Sage threw up a hand, shaking her head. “Then offer it,” she said, cutting him off. “You don’t need me to tell you that. Or need my permission...”
Her own soliloquy broke off midstream as an early October breeze off the ocean rustled Scott’s thick blond hair, and he didn’t immediately reach up to run his fingers through it. Something he’d been doing as long as she could remember. As though being out of place drew attention to the unconventionally longish strands.
Unconventionally long for a county prosecutor—and for their father’s son, when they’d been younger. Not at all long compared to California standards.
“Who is it?” she asked, after studying him silently. But she knew.
Understanding floated over her first. Then started down, slowly flowing around her, but not touching anywhere she could feel.
As though she was being prepared from afar.
“He has to stay local, sis. He’s innocent and is fighting to get his life back. To open a new clinic. Affordable vet care is too hard to come by these days and animals are suffering because of it. Owners are either opting not to get regular care for their pets, or just plain can’t afford to do so. He’s changed hotels numerous times. The press, and clients who’d trusted and felt betrayed, continue to hound him. He has nowhere else to go.”
He wasn’t telling her anything she didn’t already know. She was a corporate attorney.
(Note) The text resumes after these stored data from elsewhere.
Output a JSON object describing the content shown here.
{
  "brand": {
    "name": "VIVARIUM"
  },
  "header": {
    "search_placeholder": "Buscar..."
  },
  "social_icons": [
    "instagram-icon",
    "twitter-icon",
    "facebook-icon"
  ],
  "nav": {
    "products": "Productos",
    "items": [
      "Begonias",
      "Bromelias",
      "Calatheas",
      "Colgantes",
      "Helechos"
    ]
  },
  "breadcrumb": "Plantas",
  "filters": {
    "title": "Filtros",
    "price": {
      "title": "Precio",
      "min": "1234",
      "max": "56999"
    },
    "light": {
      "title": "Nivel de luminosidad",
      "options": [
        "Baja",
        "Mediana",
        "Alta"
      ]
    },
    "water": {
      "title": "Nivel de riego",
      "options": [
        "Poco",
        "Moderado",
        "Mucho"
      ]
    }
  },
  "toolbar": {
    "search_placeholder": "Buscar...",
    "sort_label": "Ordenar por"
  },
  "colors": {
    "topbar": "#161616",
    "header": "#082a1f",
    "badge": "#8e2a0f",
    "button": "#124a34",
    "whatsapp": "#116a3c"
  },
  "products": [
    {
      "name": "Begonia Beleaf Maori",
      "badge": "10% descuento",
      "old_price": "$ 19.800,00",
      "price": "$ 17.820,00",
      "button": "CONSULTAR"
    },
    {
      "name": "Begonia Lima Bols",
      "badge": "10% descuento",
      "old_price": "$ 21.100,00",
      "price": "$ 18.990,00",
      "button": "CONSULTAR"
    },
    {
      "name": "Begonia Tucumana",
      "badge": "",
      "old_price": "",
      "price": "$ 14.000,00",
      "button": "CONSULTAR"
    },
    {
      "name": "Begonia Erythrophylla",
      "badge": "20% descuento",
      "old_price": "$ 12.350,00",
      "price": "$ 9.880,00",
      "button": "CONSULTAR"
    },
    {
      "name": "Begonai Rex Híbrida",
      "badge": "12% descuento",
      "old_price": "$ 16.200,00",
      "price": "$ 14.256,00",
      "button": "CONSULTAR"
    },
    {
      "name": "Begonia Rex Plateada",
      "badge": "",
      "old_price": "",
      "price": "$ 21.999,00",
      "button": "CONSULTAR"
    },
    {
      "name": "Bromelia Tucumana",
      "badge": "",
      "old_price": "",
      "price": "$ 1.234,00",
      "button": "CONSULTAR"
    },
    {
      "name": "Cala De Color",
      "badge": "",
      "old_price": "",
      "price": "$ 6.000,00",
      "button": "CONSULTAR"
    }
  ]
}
The news of the local chain of veterinary clinics being shuttered after an employee veterinarian was caught writing hundreds of fraudulent prescriptions for people over a period of years was fodder for gossip all over the firm. Not because Grayson Bartholomew and GB Animal Clinics were clients. They very purposefully, she was sure, were not. But because attorneys all had to ask what they’d do if a client was found in a similar situation.